19  Lab Set 4

Note

The preview of this template is rendered in HTML. However, all assignments must be rendered in PDF for submission on Canvas. The textstat_tools repository is already set up to do this for you. Be sure to follow the directions including the installation of tinytex.

19.1 Cluster analysis

19.1.1 Task 1

Which linkage method gives the strongest clustering structure?

Your response

19.1.2 Task 2

Looking at both the biplot and the variable contributions, first describe the clustering patterns, then posit an explanation for them.

Your response

19.2 Time series

19.2.1 Task 1

Why might it be important to periodize data from “the ground up” (using a technique like VNC), rather than just splitting data into intervals of, say, 10, 25, or 50 years?

Your response

Following the conventions described in Brezina (pgs. 240-241) report the results produced by the “witch hunt” VNC.

Your response

19.3 Sentiment analysis

19.3.1 Task 1

From the last plot, it’s clear that most sentences return zero counts of sentiment (either positive or negative).
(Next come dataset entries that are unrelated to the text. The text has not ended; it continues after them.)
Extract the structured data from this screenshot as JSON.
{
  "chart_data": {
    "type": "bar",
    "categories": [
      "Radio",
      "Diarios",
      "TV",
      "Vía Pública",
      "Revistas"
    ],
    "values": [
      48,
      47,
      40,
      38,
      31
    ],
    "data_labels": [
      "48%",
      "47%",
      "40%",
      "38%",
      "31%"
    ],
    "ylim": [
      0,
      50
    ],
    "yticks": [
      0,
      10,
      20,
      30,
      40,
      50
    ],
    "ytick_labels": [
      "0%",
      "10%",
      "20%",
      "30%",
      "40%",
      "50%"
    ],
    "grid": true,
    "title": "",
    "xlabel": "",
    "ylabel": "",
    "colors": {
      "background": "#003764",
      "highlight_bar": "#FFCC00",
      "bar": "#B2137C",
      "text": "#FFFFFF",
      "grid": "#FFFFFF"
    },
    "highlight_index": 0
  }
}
Additionally, the data are noisy. It’s worth asking then: Is sentiment a useful measure here? Sure, the plots are cool, at least in so much as we can return something that broadly conforms to our human understanding of these novels (whether they’re a rags-to-riches story, a tragedy, etc.). But is this useful? Can you imagine a potential application that would engage with an interesting research question?

Your response